In case you missed it, or somehow blissfully ignored the facts around you, it's Christmas time. Ah Christmas, the time of year where we huddle into the shopping centers across our great nation and develop the flu from the cashier forced to work because she can't afford to take the evening off. Little Johnny after all needs his stuffed Donald Duck collector dish set. So we deal with the lines and horrid music hoping to drink ourselves into a coma long enough to wake sometime in March.

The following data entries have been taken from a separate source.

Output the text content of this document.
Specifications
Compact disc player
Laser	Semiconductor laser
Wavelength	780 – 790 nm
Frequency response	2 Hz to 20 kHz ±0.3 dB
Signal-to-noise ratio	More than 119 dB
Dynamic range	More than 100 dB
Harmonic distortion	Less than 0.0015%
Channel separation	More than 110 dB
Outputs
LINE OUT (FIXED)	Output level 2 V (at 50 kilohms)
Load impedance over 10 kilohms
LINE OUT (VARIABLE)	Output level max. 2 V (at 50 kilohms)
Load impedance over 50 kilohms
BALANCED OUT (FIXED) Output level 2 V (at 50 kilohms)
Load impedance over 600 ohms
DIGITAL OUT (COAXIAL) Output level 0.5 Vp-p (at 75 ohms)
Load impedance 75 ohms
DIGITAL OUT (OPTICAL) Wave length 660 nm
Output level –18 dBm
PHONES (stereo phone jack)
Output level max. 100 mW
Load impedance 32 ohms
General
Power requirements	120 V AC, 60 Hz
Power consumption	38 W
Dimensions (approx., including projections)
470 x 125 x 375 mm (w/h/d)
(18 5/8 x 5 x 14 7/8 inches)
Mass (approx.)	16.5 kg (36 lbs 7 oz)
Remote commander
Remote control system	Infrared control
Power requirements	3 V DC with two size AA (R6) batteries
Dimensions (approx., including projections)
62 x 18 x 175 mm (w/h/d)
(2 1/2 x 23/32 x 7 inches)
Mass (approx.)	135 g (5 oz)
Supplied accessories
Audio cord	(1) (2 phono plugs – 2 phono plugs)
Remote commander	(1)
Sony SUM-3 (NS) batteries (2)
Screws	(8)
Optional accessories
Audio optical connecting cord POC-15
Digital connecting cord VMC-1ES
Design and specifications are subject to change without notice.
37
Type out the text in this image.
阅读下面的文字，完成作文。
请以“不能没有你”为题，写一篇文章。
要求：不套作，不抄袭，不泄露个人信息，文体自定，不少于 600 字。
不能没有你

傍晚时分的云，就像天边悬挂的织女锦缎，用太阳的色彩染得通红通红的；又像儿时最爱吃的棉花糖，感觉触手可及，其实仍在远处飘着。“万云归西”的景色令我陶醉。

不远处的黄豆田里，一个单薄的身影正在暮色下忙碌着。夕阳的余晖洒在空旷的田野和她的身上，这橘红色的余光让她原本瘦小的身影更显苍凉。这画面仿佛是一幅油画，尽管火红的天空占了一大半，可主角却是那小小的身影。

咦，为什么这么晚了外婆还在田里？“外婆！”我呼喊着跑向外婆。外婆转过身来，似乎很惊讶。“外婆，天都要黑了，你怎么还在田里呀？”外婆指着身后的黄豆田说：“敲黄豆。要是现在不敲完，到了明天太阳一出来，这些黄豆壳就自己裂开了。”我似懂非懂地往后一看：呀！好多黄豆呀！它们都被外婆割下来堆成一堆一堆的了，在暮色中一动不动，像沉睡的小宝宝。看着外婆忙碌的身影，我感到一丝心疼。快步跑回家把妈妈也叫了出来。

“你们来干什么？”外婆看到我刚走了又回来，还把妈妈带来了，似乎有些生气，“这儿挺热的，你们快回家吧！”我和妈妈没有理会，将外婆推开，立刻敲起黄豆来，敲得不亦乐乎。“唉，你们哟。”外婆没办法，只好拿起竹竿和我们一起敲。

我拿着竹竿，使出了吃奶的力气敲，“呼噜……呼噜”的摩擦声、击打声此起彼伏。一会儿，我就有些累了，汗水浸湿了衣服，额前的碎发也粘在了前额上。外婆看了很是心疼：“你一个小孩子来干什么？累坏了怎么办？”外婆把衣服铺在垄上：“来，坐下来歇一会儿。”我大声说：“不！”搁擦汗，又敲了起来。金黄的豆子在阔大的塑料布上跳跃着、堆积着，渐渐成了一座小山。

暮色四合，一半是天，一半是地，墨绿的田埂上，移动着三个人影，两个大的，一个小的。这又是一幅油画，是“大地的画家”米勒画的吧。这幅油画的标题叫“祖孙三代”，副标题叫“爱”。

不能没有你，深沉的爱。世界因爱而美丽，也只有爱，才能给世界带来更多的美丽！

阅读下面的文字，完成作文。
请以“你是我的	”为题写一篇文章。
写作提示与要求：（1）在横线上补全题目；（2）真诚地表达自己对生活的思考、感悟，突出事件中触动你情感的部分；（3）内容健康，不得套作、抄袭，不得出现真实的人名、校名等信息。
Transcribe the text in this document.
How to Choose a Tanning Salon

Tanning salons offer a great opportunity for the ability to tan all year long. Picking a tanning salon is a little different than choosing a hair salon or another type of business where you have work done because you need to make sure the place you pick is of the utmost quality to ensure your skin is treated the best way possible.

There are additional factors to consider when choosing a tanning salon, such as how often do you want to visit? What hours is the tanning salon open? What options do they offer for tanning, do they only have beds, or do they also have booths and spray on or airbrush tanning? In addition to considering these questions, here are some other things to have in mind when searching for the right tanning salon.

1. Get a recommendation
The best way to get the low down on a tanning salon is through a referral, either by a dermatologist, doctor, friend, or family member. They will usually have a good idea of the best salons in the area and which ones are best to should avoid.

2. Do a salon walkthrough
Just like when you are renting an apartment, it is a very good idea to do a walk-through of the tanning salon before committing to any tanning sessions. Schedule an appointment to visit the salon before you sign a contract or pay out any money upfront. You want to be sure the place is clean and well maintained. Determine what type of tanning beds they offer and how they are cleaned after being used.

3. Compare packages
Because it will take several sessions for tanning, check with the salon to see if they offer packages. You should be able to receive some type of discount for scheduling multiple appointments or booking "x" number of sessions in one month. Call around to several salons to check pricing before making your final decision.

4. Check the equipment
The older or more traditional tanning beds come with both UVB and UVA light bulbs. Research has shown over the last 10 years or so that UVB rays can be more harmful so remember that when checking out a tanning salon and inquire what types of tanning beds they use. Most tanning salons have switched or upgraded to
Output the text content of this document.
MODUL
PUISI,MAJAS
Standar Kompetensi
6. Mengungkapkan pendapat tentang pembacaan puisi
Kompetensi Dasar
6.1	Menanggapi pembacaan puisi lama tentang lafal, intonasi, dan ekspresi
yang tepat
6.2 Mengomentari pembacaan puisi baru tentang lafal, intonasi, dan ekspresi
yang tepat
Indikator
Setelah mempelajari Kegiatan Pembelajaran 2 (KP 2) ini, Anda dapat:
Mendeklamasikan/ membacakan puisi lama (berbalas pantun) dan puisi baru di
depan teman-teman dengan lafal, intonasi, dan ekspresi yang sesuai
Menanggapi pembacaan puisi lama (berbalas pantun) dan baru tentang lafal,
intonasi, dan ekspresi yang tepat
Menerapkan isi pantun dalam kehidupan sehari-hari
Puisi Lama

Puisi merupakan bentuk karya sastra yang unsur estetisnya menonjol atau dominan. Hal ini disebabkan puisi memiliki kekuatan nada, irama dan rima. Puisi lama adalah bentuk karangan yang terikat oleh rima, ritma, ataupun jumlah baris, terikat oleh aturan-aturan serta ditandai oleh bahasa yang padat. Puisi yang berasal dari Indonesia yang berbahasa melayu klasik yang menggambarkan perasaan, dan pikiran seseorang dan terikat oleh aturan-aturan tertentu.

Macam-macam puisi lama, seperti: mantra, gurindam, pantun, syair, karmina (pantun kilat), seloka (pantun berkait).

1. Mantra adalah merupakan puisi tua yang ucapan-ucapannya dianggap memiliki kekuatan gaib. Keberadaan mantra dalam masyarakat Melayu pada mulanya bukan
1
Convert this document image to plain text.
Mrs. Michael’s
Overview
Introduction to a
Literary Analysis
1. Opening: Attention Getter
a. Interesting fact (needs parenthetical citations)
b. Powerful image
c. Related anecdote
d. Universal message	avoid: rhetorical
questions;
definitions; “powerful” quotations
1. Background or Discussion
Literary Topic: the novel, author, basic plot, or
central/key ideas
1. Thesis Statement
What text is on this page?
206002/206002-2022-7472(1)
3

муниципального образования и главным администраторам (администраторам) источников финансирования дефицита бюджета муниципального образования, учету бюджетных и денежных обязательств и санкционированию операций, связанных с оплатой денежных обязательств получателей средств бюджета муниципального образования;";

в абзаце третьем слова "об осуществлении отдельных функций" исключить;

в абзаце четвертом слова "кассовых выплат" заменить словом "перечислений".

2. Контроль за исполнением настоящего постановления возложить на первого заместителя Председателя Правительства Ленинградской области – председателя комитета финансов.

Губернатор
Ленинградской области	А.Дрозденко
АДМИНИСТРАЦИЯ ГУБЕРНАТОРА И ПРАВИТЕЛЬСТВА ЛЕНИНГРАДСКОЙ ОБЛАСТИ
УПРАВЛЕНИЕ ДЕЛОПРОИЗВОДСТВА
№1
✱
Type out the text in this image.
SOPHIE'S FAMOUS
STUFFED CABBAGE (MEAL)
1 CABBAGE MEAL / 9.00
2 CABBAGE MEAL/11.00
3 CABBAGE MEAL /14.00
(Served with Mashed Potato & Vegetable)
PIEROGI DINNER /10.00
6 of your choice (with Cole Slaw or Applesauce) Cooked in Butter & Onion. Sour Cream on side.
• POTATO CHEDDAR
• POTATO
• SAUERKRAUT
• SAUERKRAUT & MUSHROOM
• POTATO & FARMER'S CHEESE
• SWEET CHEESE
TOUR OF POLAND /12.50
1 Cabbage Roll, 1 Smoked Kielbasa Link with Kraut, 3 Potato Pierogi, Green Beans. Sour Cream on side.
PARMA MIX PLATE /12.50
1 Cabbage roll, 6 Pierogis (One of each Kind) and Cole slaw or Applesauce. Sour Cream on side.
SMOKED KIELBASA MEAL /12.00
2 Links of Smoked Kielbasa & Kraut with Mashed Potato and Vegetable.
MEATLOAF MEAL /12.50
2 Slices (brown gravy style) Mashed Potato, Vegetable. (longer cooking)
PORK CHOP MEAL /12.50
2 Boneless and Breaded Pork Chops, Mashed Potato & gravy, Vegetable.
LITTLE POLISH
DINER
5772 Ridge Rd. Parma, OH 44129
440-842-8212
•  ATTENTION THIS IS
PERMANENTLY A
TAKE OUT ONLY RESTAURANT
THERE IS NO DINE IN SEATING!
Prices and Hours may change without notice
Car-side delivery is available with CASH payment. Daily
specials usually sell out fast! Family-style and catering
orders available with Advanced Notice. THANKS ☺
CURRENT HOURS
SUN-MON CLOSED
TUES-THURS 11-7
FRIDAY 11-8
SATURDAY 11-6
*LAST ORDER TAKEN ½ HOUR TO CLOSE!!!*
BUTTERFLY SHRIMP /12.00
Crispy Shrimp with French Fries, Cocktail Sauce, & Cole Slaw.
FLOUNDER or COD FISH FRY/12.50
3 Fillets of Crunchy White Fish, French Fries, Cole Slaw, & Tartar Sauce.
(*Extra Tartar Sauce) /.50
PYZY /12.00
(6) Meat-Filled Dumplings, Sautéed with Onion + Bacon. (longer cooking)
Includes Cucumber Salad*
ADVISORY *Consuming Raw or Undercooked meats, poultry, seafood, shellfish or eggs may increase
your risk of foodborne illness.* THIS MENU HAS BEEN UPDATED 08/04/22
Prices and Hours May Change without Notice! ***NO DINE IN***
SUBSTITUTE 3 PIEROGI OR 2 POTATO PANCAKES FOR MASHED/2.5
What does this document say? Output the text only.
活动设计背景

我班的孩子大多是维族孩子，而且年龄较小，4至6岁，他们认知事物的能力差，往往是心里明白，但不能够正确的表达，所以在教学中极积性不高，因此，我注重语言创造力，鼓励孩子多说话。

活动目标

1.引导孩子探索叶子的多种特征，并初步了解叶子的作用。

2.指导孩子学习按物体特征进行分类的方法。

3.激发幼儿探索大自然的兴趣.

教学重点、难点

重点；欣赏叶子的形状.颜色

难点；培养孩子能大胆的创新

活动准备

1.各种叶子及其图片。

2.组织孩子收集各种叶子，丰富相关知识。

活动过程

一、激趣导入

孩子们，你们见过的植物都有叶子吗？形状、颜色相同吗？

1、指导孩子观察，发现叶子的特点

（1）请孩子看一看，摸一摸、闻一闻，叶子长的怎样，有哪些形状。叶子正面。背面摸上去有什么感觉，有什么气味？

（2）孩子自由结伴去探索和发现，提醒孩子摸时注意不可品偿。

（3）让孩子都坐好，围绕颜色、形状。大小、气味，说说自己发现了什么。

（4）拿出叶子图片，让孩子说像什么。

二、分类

It's not all bad though. Christmas has developed around the concept of fear. As adults, we tell our children that they should behave or face the wrath of a fat white man with the ability to enter their house at will. Their reward for good behavior is their desired toy while their punishment is a stocking full of coal. That's right, coal. While this fossil fuel might have stuck fear in the heart of 18th century farmhands, the idea of coal for some odd reason no longer strikes fear into the hearts of our youth.
So why do we do it?
Maybe through all the cynicism of the world it's nice to have one day a year where we can sit back and smile drunkenly ahead, thankful for the gifts of family. This veneer of optimism quickly evaporates as Uncle Charlie tumbles face first into the corner of the dinner table, spilling his cranial contents into the dinner that took five hours to prepare. As he mumbles his final request for cremation, we can sit back and smile in the fact that we can now safely return the turtle neck sweater we never wanted in the first place. Tis the magical season after all.
I've decided to celebrate this holiday with a very special spiced rum version of Justify Your Crap. This time around, we look at the holiday classic Santa vs. the Martians. Have a safe and meaningful holiday season and remember to look offended when the sales clerk wishes you a Merry Christmas. You might just cost some low wage worker their job, and that's better then any gift card.